You can see where this “sixth sense” occurs on a fish. It’s the line down the sides of their bodies called the lateral line.
In this lateral line are sense-receptor cells called neuromasts. The neuromasts have tiny hair cells, similar to what you have in your inner ear. These cells are connected to nerves that run to the fish’s brain. Even the slightest wave energy in the water bends the hair cells in the corresponding direction and that sends a message to the fish’s brain telling it where the wave energy came from.
Just by swimming, a fish creates wave-energy impulses in the water. Like a boat’s bow wave. Lateral lines let one fish detect these impulses of other fish – not just detect the movements but understand the speed and direction. Thus, lateral lines help fish avoid predators. And lateral lines help to enable schooling fish to swim in tight schools, moving as if synchronized in a one huge mass.
Another point about that wave-energy impulse – that bow wave – created by a swimming fish: when that wave impulse hits an object, something like an echo impulse bounces back at the fish. The fish’s lateral line can detect that as well. That can tell a fish at night where rocks, reefs and other obstructions are. It also can tell a fish in an aquarium where the glass is.

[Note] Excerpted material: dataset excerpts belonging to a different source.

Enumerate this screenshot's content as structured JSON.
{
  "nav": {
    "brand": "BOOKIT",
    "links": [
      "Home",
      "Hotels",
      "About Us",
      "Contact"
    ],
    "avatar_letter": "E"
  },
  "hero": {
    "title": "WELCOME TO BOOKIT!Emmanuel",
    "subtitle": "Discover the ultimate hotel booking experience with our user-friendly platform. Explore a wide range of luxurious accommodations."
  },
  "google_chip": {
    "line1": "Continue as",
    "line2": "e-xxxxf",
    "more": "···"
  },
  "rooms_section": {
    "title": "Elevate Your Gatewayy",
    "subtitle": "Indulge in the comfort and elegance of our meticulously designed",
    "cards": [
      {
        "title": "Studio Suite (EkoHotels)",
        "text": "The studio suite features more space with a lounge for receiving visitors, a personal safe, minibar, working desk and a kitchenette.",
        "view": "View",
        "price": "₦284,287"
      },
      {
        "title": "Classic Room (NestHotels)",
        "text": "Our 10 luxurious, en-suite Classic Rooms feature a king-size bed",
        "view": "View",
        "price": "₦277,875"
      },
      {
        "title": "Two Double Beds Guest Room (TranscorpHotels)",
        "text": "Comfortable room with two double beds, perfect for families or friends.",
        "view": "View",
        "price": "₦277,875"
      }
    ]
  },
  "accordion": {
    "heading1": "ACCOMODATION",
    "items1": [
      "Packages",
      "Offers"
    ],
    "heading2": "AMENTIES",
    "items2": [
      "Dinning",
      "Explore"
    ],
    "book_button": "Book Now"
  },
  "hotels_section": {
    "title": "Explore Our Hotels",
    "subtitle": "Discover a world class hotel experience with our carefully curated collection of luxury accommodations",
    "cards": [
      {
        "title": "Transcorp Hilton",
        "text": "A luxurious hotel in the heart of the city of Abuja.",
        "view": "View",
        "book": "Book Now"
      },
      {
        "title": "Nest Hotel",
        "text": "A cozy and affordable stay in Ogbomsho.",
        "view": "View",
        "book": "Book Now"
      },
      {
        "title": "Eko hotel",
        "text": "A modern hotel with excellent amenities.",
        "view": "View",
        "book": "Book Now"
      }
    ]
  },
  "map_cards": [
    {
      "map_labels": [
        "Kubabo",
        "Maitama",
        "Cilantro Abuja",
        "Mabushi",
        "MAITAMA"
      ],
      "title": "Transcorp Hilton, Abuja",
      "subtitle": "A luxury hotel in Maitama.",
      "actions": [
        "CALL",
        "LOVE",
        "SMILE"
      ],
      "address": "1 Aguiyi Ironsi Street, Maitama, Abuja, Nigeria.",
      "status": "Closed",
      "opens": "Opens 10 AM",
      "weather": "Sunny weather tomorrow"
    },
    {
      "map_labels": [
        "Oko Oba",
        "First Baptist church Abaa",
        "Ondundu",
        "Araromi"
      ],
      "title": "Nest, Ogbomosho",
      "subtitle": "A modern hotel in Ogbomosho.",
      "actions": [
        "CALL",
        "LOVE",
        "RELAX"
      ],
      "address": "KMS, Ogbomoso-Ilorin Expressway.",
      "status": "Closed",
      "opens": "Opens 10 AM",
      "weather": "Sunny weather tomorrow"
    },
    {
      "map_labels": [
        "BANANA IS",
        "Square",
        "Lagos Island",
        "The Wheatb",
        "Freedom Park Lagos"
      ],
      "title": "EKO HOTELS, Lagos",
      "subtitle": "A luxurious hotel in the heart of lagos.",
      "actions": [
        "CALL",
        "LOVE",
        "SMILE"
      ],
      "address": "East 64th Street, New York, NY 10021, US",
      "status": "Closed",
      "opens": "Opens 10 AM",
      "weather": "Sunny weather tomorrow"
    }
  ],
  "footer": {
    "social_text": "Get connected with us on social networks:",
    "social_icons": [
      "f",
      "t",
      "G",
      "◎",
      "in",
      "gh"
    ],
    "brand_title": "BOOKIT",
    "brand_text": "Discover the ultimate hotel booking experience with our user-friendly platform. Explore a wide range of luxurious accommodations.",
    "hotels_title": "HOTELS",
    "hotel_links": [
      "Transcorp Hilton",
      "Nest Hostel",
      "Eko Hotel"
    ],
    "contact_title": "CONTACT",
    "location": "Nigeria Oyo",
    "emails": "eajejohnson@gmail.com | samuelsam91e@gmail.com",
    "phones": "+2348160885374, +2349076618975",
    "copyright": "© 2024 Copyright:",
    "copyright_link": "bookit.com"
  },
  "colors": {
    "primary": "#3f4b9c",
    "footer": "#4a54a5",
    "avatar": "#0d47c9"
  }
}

Lateral lines generally extend from a fish’s gills back to its tail. Some are more obvious than others. Some are ruler straight, others flow back in an arch. Variations in the lateral line’s shape can help to distinguish closely related species.
During your next Maritime Aquarium visit, make it a challenge to find the lateral lines on the fish in all the galleries. They’ll be easy to see on – say – the cod and pollock in the “Go Fish” exhibit. But you’ll have to look closely to see the lateral lines on – for example – the red drum (in the Ocean Beyond the Sound “shark tank”) and the sergeant majors, hogfish and other reef fish in the Tropical Travelers exhibit.